Hunter had no more evidence than that afforded by Bass's discoveries when he wrote, in his despatch to the Secretary of State: "He found an open ocean westward, and by the mountainous sea which rolled from that quarter, and no land discoverable in that direction, we have much reason to conclude that there is an open strait through." Hunter's "much reason to conclude" implies no more doubt about the strait than do the words of Bass, but the phrase does imply a recognition of the want of conclusive proof, creditable to the restrained judgment of both men. Flinders also wrote: "There seemed to want no other proof of the existence of a passage than that of sailing positively through it," which is precisely what he set himself to do in Bass's company, as soon as he could secure an opportunity. Still stronger testimony is that of Flinders, when summing up his account of the discovery: "The south-westerly swell which rolled in upon the shores of Westernport and its neighbourhood sufficiently indicated to the penetrating Bass that he was exposed to the southern Indian Ocean. This opinion, which he constantly asserted, was the principal cause of my services being offered to the Governor to ascertain the principal cause of it." Further, although Colonel David Collins was not in Sydney at the time of the discovery, what he wrote in his account of the English Colony in New South Wales (2nd edition, London, 1804), was based on first-hand information; and he was no less direct in his statement: "There was every appearance of an extensive strait, or rather an open sea"; and he adds that Bass "regretted that he had not been possessed of a better vessel, which would have enabled him to circumnavigate Van Diemen's Land" (pages 443 and 444).
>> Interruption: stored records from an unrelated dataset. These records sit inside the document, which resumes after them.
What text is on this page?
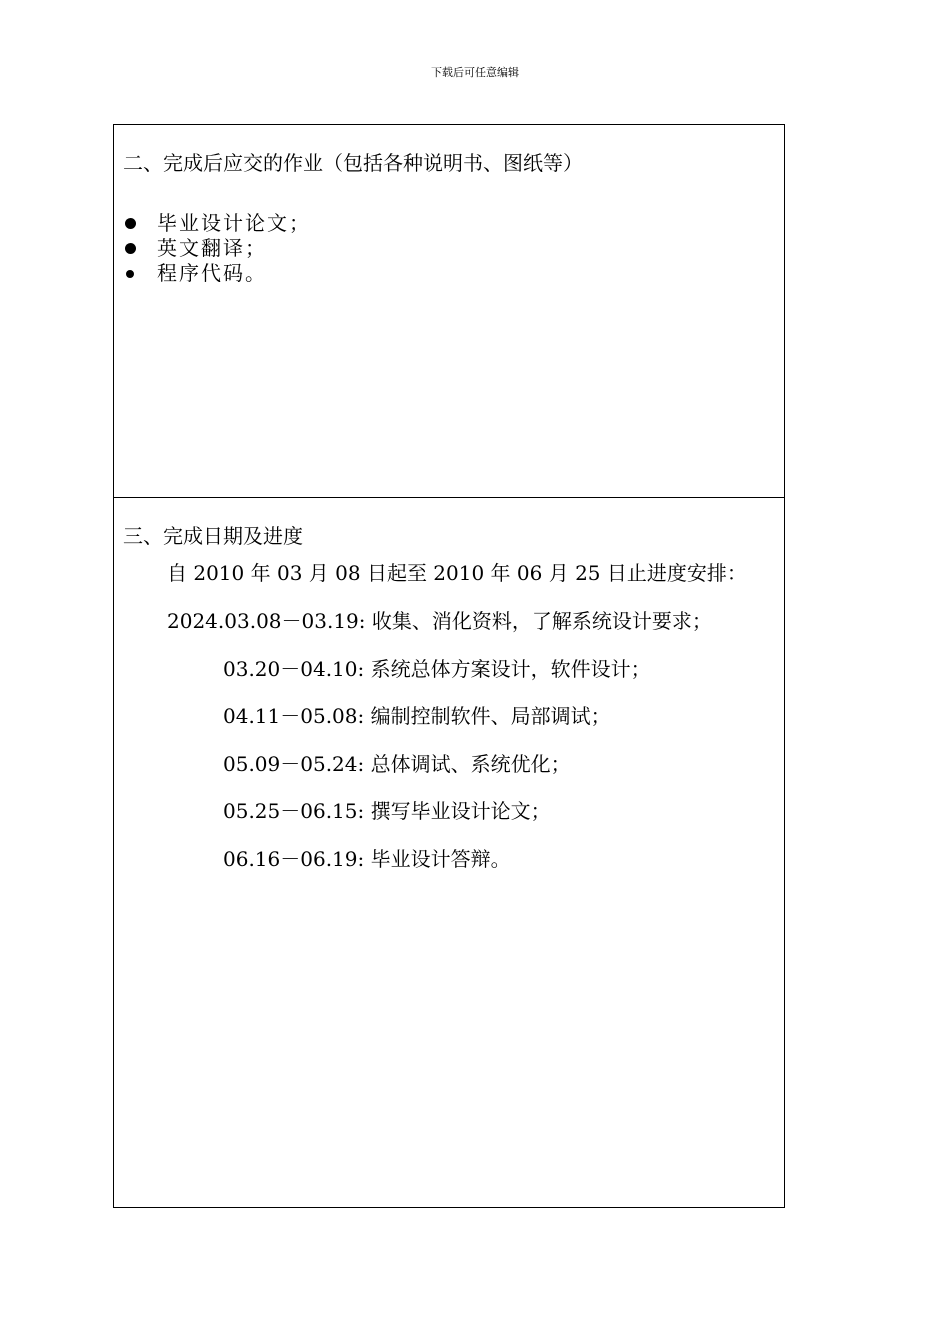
下载后可任意编辑
二、完成后应交的作业（包括各种说明书、图纸等）
毕业设计论文；
英文翻译；
程序代码。
三、完成日期及进度
自 2010 年 03 月 08 日起至 2010 年 06 月 25 日止进度安排：
2024.03.08－03.19: 收集、消化资料，了解系统设计要求；
03.20－04.10: 系统总体方案设计，软件设计；
04.11－05.08: 编制控制软件、局部调试；
05.09－05.24: 总体调试、系统优化；
05.25－06.15: 撰写毕业设计论文；
06.16－06.19: 毕业设计答辩。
These passages, when compared with Bass's own careful language, leave no doubt that Bass was fully conscious of the great discovery he had made, though a complete demonstration was as yet lacking.* (* The reasons given above appear also to justify me in saying that there is insufficient warrant for the statement of Sir J.K. Laughton (Dictionary of National Biography XLX 326) that "Bass's observations were so imperfect that it was not until they were plotted after his return that the importance of what he had done was at once apparent.")
An interesting light is thrown on the admiration felt for Bass among the colonists at Sydney, by Francois Peron, the historian of Baudin's voyage of exploration. When the French were at Port Jackson in 1802, the whaleboat was lying beached on the foreshore, and was preserved, says Peron, with a kind of "religious respect." Small souvenirs were made of its timbers; and a piece of the keel enclosed in a silver frame, was presented by the Governor to Captain Baudin, as a memorial of the "audacieuse navigation." Baudin's artist, in making a drawing of Sydney, was careful to show Bass's boat stayed up on the sand; and Peron, in his Voyage de Decouvertes aux Terres Australes, respectfully described the discovery of "the celebrated Mr. Bass" as "precious from a marine point of view."